Back in April of this year SBS reporter Scott McIntyre posted a series of tweets referring to Anzac Day and its commemorators as ‘poorly-read, largely white, nationalist drinkers and gamblers’ and claimed that the ‘largest single-day terrorist attacks in history’ were committed by Australians and their allies in Hiroshima and Nagasaki.
The tweets were considered highly controversial and McIntyre was consequently sacked by SBS. However, lawyers for McIntyre are arguing that his dismissal from SBS was both unlawful and only occurred after the intervention of Malcolm Turnbull, then Minister for Communications. According to the lawyers, McIntyre has suffered loss of income, damage to his reputation, humiliation, distress and anxiety as a result of the dismissal that was high profile and largely reported on.
Documents filed in the Federal Court claim that SBS merely encouraged McIntyre to ‘consider’ apologising for the tweets, but then sacked him abruptly within a day after a ‘late night phone call’ from Malcolm Turnbull. On April 26 SBS managing director Michael Ebeif in a statement said that McIntyre’s actions had in fact breached the SBS code of conduct and social media policy.

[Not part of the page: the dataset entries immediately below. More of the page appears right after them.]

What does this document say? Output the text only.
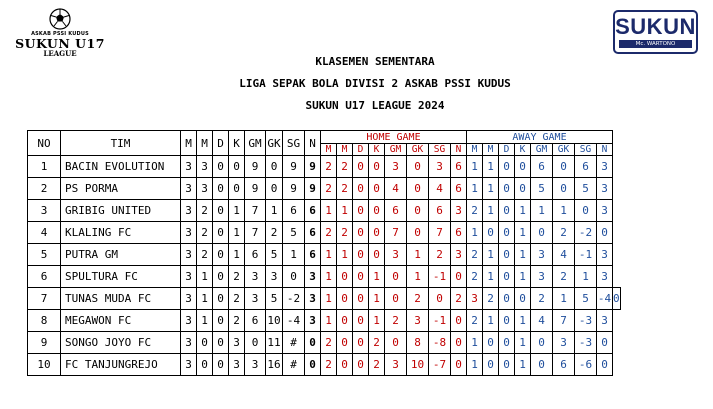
ASKAB PSSI KUDUS
SUKUN U17
LEAGUE
SUKUN
Mc. WARTONO
KLASEMEN SEMENTARA
LIGA SEPAK BOLA DIVISI 2 ASKAB PSSI KUDUS
SUKUN U17 LEAGUE 2024
NO	TIM	M	M	D	K	GM	GK	SG	N	HOME GAME								AWAY GAME								
										M	M	D	K	GM	GK	SG	N	M	M	D	K	GM	GK	SG	N	
1	BACIN EVOLUTION	3	3	0	0	9	0	9	9	2	2	0	0	3	0	3	6	1	1	0	0	6	0	6	3	
2	PS PORMA	3	3	0	0	9	0	9	9	2	2	0	0	4	0	4	6	1	1	0	0	5	0	5	3	
3	GRIBIG UNITED	3	2	0	1	7	1	6	6	1	1	0	0	6	0	6	3	2	1	0	1	1	1	0	3	
4	KLALING FC	3	2	0	1	7	2	5	6	2	2	0	0	7	0	7	6	1	0	0	1	0	2	-2	0	
5	PUTRA GM	3	2	0	1	6	5	1	6	1	1	0	0	3	1	2	3	2	1	0	1	3	4	-1	3	
6	SPULTURA FC	3	1	0	2	3	3	0	3	1	0	0	1	0	1	-1	0	2	1	0	1	3	2	1	3	
7	TUNAS MUDA FC	3	1	0	2	3	5	-2	3	1	0	0	1	0	2	0	2	3	2	0	0	2	1	5	-4	0
8	MEGAWON FC	3	1	0	2	6	10	-4	3	1	0	0	1	2	3	-1	0	2	1	0	1	4	7	-3	3	
9	SONGO JOYO FC	3	0	0	3	0	11	#	0	2	0	0	2	0	8	-8	0	1	0	0	1	0	3	-3	0	
10	FC TANJUNGREJO	3	0	0	3	3	16	#	0	2	0	0	2	3	10	-7	0	1	0	0	1	0	6	-6	0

However, documents filed by McIntyre allege that at no time before the dismissal did SBS ask McIntyre to delete or apologise for the tweets or inform him that he had breached corporate values or social media policy.
Having posted them on his personal twitter account, McIntyre’s lawyers are arguing that the tweets were an expression of his personal political opinion and that dismissing him for having those opinions or publishing them should be constituted unfair dismissal.